We began to explore this area by laying on the ground. We breathed and stretched.
Once our bodies felt better and we were in a place where we weren't focused on
them as much, our minds could begin to expand more.

Warm-Ups

In order to get the mouth, tongue, and throat ready to speak, some warm-ups are
needed. Of course we don't do these things in everyday activities, but they will
probably benefit those who will use their voices for their vocation. We also did a
number of exercises to move our lips around and make various faces. I discovered
that my face isn't all that flexible and that I do not use all of my facial muscles,
because I could not do everything I was asked.

Articulation

Diphthong
-What we cannot cure, we must learn to endure.

Lip Sound
-Pete Brady bastes his roast beef with tomato paste.

Lip-Teeth Sound
-Victor, for fear of becoming a victim, would not volunteer to test the voodoo.

Tongue-Teeth Sound
-Arithmetic is thought to be the most elementary from of mathematics.

Tongue-Tip to Gum Ridge


-Tina munched as she lunched on the spiced meat.
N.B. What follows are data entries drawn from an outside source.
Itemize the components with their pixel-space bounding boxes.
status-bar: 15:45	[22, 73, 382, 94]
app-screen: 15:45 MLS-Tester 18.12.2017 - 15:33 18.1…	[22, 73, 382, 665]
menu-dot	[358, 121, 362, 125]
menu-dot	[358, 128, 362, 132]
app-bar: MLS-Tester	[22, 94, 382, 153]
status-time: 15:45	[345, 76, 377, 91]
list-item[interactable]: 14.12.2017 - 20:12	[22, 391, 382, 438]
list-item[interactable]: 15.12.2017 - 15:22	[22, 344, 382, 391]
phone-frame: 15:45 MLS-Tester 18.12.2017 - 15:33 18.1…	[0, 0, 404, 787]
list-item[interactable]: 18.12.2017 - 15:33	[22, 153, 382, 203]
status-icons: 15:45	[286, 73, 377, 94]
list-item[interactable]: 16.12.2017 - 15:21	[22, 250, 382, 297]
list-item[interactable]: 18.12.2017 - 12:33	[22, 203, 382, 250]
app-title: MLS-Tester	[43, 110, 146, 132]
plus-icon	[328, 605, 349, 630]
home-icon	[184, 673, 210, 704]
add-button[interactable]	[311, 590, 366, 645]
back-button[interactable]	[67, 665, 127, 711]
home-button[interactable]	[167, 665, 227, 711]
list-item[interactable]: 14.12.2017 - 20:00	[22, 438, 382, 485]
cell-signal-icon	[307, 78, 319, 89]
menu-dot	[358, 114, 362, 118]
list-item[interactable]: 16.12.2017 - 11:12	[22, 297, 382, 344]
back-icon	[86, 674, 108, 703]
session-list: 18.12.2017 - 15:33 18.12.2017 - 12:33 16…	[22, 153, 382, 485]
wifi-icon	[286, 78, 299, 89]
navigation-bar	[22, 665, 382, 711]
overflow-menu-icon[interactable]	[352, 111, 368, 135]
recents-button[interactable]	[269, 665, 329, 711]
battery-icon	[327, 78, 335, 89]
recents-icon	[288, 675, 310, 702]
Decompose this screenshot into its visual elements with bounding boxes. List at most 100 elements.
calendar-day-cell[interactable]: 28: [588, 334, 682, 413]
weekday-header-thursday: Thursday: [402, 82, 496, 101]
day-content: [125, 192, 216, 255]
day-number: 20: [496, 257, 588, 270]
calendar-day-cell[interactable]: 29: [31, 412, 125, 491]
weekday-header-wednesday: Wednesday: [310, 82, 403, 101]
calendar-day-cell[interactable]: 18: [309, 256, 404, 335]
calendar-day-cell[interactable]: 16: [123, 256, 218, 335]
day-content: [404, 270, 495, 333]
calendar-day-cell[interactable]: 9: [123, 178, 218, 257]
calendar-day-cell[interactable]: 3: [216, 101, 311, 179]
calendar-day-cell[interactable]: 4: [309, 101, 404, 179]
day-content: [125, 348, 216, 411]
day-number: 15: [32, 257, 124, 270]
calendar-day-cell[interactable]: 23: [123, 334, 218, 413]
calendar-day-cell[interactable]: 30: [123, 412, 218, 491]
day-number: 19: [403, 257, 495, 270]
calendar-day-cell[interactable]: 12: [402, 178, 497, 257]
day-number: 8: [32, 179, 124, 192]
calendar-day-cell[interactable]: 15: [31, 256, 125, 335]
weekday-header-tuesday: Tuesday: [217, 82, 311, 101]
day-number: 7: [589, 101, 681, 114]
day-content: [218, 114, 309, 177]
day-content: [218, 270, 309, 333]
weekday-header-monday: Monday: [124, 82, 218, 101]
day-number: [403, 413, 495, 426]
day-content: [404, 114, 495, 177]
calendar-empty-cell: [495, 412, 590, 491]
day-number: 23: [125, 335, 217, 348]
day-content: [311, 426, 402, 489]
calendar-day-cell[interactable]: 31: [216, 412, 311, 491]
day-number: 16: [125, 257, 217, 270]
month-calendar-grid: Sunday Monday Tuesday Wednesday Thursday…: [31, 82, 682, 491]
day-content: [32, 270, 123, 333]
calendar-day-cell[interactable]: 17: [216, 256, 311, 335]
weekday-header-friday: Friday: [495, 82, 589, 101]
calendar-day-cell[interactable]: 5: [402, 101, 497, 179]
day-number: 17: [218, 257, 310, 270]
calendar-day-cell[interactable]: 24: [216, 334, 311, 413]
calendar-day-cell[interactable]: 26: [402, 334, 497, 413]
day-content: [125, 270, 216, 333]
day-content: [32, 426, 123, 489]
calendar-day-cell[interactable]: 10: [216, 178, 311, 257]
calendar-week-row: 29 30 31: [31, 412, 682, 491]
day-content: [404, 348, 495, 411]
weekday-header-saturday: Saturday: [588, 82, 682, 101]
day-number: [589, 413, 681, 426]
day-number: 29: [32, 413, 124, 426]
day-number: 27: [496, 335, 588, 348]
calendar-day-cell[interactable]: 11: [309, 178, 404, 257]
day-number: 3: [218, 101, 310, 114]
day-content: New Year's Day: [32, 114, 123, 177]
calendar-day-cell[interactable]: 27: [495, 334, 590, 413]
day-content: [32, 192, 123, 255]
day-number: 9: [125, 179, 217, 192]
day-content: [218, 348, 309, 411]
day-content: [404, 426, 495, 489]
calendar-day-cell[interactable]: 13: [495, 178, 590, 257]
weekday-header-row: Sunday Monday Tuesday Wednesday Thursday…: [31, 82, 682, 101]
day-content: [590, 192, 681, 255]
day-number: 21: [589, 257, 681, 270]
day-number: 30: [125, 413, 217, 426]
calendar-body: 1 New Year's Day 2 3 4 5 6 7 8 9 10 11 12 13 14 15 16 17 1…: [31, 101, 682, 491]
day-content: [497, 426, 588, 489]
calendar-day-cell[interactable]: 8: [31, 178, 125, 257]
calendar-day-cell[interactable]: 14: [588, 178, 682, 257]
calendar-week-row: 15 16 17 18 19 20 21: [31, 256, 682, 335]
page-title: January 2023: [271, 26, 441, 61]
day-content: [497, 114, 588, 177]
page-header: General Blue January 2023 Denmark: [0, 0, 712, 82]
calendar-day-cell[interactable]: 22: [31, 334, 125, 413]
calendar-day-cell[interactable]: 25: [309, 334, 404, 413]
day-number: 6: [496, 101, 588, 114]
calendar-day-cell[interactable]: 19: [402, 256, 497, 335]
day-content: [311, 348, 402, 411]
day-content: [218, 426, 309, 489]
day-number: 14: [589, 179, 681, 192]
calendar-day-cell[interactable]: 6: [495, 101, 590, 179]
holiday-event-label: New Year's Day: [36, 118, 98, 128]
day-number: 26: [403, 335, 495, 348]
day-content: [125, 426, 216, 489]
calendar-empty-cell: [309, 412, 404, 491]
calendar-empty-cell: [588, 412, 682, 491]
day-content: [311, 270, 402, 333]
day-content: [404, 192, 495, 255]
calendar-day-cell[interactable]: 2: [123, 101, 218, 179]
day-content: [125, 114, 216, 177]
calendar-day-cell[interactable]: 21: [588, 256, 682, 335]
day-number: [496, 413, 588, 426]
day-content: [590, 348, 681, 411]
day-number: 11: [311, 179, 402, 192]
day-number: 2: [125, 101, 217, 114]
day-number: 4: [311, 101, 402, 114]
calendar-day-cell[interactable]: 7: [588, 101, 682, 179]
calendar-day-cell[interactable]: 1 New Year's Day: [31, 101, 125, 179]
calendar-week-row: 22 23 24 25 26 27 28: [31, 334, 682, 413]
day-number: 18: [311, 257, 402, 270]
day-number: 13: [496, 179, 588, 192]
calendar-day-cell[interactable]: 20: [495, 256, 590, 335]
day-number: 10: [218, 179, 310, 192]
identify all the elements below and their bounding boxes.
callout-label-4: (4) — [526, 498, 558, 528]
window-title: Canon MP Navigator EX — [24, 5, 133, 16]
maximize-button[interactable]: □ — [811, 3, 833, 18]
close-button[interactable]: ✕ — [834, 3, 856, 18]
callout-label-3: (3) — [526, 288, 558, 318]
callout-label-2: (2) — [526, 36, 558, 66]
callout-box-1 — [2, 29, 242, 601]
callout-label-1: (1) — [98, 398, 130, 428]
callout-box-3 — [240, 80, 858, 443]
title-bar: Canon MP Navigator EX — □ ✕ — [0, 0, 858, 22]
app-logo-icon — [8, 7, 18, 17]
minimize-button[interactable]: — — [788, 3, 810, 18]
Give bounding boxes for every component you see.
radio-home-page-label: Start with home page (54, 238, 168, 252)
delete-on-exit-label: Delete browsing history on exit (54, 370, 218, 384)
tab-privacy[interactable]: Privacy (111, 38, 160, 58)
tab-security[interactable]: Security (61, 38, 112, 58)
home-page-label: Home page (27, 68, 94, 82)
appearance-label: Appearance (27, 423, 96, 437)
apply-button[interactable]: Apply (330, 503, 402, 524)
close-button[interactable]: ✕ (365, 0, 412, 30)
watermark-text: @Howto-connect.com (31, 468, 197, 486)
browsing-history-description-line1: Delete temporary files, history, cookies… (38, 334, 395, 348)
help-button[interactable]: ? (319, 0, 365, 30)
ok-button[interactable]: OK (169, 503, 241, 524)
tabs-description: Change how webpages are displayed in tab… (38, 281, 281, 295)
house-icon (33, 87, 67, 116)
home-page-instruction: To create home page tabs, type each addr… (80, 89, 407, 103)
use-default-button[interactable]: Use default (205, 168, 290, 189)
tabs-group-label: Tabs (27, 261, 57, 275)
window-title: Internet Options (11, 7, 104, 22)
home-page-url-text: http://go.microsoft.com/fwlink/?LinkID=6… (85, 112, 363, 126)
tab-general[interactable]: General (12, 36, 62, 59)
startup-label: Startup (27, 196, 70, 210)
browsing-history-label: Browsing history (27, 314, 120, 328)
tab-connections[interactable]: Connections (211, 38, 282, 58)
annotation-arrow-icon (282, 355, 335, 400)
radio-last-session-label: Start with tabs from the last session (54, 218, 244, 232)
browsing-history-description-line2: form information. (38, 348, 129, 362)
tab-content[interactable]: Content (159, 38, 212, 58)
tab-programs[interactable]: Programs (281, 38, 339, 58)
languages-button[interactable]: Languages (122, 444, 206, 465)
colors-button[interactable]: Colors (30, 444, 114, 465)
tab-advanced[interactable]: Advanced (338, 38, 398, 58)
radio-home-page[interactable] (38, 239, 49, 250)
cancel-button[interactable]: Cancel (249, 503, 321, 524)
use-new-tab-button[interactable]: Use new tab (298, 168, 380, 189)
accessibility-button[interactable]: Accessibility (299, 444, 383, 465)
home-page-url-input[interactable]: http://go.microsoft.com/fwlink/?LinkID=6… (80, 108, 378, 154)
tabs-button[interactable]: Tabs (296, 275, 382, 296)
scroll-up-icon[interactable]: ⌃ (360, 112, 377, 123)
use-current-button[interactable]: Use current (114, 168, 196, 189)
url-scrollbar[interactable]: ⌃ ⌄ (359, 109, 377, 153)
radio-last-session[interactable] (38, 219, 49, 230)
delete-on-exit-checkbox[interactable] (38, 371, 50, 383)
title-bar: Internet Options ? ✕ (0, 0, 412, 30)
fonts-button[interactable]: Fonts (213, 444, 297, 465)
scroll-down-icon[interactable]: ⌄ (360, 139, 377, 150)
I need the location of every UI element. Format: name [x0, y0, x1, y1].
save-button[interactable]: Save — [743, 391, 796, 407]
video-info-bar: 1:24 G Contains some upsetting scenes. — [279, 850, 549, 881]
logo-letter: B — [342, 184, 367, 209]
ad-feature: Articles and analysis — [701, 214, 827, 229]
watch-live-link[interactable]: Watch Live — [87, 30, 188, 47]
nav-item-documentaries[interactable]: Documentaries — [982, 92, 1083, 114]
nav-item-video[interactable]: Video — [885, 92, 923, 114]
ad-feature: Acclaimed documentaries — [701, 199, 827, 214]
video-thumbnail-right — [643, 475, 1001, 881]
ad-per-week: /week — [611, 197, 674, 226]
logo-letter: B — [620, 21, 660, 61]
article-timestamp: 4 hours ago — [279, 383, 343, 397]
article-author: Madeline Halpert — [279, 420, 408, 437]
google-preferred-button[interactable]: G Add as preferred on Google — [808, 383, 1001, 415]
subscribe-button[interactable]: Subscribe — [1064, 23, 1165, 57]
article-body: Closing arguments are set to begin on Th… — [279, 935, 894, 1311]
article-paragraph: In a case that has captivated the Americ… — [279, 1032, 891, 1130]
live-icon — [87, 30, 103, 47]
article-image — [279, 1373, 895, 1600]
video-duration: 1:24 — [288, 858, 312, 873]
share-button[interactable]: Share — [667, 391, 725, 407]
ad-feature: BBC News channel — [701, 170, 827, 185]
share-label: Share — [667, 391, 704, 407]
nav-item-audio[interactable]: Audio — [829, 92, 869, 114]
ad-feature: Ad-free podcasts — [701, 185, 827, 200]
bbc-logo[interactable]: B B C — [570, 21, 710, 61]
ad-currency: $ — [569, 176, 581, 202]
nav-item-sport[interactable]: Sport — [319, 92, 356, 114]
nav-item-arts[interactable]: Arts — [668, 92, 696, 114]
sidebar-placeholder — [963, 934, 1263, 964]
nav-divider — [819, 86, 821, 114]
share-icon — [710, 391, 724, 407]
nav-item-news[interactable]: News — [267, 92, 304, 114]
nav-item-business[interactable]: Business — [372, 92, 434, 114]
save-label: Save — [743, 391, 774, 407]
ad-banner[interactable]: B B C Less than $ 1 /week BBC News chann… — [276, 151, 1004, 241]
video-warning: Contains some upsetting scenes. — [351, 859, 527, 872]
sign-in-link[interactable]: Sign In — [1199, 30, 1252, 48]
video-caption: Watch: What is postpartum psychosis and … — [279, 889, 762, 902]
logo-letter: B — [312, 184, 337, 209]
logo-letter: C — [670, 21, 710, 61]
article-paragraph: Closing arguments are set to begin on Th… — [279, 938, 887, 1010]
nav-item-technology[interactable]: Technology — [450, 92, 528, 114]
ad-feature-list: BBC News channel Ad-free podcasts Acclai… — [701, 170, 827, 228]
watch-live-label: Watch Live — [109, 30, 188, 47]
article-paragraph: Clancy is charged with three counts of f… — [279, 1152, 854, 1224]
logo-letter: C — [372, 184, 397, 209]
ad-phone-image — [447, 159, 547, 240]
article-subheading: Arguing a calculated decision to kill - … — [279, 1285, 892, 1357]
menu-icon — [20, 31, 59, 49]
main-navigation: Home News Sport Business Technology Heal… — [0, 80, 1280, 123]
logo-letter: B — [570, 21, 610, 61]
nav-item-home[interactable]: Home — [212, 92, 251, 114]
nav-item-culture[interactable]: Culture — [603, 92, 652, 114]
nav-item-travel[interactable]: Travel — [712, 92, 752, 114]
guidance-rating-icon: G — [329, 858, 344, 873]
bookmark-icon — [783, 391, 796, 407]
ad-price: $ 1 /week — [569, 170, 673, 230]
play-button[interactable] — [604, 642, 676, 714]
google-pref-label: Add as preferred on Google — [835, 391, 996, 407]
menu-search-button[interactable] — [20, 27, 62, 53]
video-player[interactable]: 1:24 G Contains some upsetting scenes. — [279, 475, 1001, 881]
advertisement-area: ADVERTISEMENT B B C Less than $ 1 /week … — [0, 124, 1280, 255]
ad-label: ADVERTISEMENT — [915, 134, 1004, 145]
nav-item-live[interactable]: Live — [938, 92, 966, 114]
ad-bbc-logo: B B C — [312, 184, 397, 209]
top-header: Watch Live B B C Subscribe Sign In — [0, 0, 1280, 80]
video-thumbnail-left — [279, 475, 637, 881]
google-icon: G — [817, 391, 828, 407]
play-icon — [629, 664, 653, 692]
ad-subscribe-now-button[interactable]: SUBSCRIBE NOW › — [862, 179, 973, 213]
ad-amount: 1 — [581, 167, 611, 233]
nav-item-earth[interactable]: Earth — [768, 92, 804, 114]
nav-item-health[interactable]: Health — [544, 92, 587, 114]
Articulation is a huge part of communication. If you can not get the words across
correctly, then you can not effectively make your point or fully express yourself.
Some words or word combinations are harder to get across, so they need to be
practiced. In order to make a living with your voice, you need to be able to master
these.

Energy

Energy is always needed. No one wants to listen to a boring and uneventful


speaker. If you can hide and not be seen, then the voice might help you sleep, but
hopefully that is not the plan. The communicator needs to be able to keep the
attention of those listening and that will partially be accomplished through varying
the flow and adding excitement to the words.
Be Free : Stimulating the Imagination

Physical Activity

One of the first things you can do to stimulate imagination is to get the body
moving. We may have just walked around aimlessly for a period of time, but we
ended up laughing and it got us to the point where we were waking up. Once our
bodies were moving, it helped our minds to begin to turn as well.

Imagination

Definitions -

1) The faculty of imagining, or of forming mental images or concepts of what is not


actually present to the senses.

4) The product of imagining; a conception or mental creation, often a baseless or


fanciful one.

Synonyms - ingenuity, enterprise, thought

Something that made me really began to think about imagination was the
discussion of a child's thoughts and how we give those up as we get older. But
shouldn't we allow some of that to stay? Imagination makes life fun and interesting.
It makes the world a better place when it is used the right way.

Creativity

Definitions -

1) The state or quality of being creative

2) The ability to transcend traditional ides, rules, patterns, relationships, or the like,
and to create meaningful new ideas, forms, methods, interpretations, etc.

Drawing the Picture from the Music

This I believe was an exercise that combined imagination with creativity. We


listened to a piece of music. That music in turn, initiated a thought process and
allowed our imaginations to begin to move. Then we allowed our creativity to take
the crayons and lay it out on paper. This together showed our ability to go back to a
time when we just had fun and it also showed that something of that remains in us.